When your business is struggling or you’re trying to move to a new lease elsewhere, you may need to break your lease. Usually, there is a part of the lease that goes over what you need to do if you want to break it, such as paying a termination fee or covering rent until a new tenant takes over.
Before you break a lease with your current landlord, there are several things to consider. You should make sure that breaking your lease is worth the cost, negotiate with your landlord and understand your obligations through your lease contract.
Is breaking the lease worth the cost?
The first thing you need to think over is if breaking the lease is worth the cost of ending the contract early. For example, if you will save $500 a month with a new lease but have to cover your old lease at $1,000 a month for six months until it runs out, then the move may end up costing you more than it’s worth in the short-term. However, if you believe you’ll see a large increase in profits or be able to find a replacement tenant, then you could decide it’s worth the expense.

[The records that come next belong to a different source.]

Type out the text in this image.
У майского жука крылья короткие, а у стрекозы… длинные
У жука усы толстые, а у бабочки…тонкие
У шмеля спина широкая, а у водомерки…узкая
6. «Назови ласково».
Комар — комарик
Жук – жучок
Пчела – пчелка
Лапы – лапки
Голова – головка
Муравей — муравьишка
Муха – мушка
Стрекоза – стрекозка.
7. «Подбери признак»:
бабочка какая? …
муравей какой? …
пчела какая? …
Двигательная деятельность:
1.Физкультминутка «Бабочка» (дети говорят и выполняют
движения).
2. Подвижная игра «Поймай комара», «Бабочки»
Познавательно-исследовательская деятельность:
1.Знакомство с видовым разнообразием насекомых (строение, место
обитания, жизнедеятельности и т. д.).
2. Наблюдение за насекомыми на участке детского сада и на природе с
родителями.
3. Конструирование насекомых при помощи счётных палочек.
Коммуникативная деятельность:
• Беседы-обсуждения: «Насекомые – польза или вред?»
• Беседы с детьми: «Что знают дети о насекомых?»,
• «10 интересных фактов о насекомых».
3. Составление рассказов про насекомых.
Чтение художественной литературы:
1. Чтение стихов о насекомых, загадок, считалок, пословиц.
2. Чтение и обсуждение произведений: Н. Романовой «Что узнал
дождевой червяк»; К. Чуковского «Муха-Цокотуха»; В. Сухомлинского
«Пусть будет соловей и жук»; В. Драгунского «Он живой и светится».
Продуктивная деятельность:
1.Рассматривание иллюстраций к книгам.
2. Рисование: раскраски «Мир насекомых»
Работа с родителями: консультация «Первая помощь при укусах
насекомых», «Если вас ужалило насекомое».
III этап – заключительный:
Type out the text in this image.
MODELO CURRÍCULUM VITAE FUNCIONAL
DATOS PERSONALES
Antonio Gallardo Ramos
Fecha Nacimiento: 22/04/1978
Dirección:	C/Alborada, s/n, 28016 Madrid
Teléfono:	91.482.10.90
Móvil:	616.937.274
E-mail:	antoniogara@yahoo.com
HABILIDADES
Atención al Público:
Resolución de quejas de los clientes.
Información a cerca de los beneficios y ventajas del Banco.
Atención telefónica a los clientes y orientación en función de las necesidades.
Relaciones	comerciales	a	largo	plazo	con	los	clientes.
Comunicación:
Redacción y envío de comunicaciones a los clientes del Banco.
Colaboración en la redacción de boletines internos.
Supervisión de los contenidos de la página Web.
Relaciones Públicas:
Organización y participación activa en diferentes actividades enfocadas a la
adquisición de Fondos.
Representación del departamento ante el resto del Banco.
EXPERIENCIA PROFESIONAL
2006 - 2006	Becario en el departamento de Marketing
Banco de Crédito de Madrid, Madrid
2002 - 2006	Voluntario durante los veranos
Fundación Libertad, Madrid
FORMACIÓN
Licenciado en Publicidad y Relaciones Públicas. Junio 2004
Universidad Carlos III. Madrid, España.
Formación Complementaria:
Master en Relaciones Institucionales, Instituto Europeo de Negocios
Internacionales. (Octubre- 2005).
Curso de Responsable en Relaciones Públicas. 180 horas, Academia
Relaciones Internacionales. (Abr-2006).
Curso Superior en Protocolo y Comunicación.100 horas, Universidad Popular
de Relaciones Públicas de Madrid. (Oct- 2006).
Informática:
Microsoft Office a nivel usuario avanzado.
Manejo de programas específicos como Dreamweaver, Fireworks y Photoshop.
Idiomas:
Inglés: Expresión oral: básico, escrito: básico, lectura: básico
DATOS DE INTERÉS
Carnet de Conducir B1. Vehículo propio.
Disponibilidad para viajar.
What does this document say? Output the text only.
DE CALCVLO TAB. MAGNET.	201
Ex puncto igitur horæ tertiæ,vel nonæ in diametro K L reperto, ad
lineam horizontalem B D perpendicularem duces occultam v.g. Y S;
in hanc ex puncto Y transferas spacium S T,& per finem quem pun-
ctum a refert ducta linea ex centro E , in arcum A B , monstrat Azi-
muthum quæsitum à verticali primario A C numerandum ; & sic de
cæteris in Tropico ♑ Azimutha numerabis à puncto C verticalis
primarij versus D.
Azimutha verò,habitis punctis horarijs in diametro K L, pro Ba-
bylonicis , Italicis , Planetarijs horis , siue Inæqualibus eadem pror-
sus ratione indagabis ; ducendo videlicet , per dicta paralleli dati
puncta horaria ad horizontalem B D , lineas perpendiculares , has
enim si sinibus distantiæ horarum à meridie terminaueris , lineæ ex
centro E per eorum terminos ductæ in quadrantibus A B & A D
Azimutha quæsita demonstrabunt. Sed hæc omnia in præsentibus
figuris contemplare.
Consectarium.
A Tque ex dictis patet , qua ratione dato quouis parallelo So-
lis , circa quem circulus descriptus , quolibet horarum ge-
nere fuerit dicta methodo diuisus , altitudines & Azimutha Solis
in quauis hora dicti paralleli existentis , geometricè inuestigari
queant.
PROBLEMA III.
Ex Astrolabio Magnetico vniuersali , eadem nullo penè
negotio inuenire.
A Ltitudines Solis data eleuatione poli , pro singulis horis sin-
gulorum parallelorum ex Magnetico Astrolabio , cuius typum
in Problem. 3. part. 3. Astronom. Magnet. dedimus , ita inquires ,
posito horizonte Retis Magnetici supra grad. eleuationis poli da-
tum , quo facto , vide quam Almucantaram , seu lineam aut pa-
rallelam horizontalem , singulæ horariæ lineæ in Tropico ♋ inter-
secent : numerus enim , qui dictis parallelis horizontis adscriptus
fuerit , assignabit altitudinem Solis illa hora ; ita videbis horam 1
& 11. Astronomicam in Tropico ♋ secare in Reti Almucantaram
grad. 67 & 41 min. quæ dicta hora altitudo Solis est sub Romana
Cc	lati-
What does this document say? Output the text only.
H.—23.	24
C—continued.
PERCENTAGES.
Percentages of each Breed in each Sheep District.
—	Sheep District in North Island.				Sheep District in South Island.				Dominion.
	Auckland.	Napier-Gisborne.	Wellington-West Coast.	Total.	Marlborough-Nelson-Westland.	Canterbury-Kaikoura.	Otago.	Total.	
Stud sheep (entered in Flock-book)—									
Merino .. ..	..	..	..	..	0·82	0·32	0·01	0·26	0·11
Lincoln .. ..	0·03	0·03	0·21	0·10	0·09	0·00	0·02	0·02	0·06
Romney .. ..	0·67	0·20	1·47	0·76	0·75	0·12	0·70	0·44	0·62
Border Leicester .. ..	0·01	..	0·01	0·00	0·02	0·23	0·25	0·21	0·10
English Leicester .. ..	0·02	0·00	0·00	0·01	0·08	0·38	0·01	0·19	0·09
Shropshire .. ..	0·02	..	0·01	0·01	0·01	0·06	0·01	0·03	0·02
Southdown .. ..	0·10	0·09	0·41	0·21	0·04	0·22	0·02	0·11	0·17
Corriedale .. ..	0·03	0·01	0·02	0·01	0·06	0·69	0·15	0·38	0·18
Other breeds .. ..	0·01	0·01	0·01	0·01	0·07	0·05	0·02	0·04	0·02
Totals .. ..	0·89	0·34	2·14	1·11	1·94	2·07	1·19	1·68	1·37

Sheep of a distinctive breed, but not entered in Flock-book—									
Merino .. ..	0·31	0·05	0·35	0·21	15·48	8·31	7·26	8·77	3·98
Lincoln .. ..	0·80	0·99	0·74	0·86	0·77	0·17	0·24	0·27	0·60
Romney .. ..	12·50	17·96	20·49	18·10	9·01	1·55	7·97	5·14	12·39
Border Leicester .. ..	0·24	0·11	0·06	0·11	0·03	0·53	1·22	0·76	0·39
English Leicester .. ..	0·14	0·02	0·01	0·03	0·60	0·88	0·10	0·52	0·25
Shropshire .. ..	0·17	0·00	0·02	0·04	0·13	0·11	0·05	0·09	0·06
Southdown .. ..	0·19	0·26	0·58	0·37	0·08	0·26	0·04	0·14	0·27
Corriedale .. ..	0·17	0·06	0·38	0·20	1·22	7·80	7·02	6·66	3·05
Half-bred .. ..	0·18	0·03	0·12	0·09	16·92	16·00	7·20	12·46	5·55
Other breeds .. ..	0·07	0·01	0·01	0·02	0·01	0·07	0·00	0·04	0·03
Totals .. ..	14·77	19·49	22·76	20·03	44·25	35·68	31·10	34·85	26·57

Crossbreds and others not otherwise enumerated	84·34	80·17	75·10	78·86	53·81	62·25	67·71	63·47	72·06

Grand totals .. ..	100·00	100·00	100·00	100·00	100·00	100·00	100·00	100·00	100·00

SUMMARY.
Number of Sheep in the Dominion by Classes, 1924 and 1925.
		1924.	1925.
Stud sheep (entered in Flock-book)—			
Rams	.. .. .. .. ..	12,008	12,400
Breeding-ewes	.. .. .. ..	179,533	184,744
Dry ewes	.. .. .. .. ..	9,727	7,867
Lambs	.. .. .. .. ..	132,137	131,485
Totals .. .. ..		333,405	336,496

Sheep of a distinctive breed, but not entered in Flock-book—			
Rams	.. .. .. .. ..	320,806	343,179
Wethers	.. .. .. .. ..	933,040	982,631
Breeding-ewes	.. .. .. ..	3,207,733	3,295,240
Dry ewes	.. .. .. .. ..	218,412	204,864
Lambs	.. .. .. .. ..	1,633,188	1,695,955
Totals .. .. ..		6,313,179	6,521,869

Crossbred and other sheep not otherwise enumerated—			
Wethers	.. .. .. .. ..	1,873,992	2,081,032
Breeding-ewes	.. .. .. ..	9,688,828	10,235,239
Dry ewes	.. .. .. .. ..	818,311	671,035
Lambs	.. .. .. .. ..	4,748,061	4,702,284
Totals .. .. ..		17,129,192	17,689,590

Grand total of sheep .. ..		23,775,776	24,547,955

Negotiate to end your lease
If you’re going to end your lease, talk to your landlord. They may be willing to work with you despite what your contract says. They may even help find a replacement tenant to get you out of the lease early, which could help you save money.
Understand your obligation
Finally, understand your obligations. You did agree to the lease and its terms. If there are issues with your landlord not covering maintenance or utilities as agreed, then you may have a way out of the lease without penalties.
If you’re breaking your lease early, get to know your legal rights
These are a few tips for breaking your commercial lease. Make sure you know your legal rights and obligations before you terminate a lease, so that you can walk away from this situation with a good reputation and be able to move forward without unnecessary expenses.